Vergleicht man die Zahlen der Neueinstellungen mit dem Anteil der Menschen mit Migrationshintergrund an der Landesbevölkerung, zeigt sich: Menschen mit Migrationshintergrund sind unterrepräsentiert. Ausnahmen sind Berlin und Sachsen-Anhalt.
Zu den Daten: Die Zahlen basieren auf freiwilligen Angaben. Nur die Bundespolizei und die Landespolizei Niedersachsen befragt alle Mitarbeiter*innen, viele andere Landespolizeien neu Eingestellte und Bewerber*innen. Die Daten haben deshalb keinen Anspruch auf Vollständigkeit.

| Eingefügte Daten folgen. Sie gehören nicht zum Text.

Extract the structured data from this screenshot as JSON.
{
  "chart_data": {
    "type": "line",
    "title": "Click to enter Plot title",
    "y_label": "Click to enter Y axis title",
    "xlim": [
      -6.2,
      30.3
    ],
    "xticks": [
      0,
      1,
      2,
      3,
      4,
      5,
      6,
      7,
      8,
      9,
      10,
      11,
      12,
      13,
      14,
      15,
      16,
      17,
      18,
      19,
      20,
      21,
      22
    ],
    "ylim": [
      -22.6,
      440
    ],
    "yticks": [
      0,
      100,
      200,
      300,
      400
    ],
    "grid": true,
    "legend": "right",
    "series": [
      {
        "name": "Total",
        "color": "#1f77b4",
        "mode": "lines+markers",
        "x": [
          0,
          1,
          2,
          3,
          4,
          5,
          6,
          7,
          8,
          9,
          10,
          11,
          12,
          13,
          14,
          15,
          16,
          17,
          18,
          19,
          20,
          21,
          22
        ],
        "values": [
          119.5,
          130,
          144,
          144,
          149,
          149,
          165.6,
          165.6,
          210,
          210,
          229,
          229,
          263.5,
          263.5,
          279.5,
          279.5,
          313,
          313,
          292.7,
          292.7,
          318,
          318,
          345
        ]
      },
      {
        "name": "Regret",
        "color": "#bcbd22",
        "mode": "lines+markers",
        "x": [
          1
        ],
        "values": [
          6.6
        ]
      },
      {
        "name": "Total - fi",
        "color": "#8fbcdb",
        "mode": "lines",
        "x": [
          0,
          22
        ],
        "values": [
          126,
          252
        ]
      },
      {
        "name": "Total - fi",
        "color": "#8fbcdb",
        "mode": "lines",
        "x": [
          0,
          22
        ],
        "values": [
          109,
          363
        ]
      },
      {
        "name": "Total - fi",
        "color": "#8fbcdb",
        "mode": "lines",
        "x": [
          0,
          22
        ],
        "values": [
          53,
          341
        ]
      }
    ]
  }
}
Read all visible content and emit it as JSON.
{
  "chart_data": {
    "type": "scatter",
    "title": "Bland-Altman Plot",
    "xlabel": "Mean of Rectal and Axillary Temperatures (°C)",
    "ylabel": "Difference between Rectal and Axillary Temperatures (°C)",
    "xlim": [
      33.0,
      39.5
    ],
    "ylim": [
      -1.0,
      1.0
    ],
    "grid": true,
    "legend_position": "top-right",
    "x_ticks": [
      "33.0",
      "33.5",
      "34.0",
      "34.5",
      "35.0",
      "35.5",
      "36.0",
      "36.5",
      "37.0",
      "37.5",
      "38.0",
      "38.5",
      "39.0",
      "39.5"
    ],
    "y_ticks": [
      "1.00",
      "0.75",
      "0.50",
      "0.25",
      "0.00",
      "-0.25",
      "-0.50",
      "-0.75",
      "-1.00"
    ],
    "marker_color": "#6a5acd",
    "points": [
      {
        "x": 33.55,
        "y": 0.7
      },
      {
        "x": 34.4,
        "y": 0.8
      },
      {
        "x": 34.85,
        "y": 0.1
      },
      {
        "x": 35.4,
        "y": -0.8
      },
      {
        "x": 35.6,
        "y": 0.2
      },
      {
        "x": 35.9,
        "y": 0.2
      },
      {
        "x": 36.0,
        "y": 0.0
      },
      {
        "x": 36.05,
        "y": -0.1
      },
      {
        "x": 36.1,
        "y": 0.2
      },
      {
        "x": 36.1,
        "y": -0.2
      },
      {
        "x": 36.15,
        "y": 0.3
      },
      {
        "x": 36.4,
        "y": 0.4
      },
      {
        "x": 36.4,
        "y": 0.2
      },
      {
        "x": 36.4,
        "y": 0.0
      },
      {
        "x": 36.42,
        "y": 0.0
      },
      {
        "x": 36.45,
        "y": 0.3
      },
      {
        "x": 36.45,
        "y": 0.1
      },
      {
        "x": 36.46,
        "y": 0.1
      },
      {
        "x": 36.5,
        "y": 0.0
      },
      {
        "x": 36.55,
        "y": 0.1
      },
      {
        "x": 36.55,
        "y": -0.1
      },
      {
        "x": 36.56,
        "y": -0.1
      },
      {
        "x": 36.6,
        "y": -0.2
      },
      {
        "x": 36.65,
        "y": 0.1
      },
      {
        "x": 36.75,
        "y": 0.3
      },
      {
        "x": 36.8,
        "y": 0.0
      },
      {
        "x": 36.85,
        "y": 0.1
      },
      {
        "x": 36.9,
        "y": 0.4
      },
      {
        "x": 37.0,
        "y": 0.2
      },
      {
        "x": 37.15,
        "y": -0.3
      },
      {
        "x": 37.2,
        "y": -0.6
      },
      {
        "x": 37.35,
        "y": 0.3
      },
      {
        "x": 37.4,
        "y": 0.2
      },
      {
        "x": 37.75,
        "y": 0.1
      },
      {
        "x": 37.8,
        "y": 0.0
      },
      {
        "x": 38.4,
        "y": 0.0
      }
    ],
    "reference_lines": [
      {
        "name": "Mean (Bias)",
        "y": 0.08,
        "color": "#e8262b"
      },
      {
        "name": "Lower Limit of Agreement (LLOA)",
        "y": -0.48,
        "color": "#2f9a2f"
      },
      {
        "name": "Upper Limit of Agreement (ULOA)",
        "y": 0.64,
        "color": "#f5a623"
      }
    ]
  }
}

Daten über den Migrationshintergrund der Mitarbeiter*innen des Bundeskriminalamts und der Bundes- und Landesverfassungsschutzämtern liegen nicht vor.
Zur vollständigen Recherche mit näheren Informationen zu Werbemaßnahmen in den einzelnen Bundesländern. >>> Zum Download
Bundespolizei
Seit 2009 erhebt die Bundespolizei auf freiwilliger Basis Daten zum Migrationshintergrund ihrer Mitarbeiter*innen. Zum 1. Januar 2021 haben demnach von den rund 46.500 Mitarbeiter*innen der Bundespolizei mehr als 1.600 Personen einen Migrationshintergrund, das sind nur 3,4 Prozent. Seit 2009 hat sich die Zahl der Mitarbeitenden mit Einwanderungsgeschichte mehr als verdreifacht. Da der Migrationshintergrund auf freiwilliger Basis erhoben wird, geht das Innenministerium davon aus, dass der tatsächliche Anteil der Beschäftigten mit Migrationshintergrund höher ist.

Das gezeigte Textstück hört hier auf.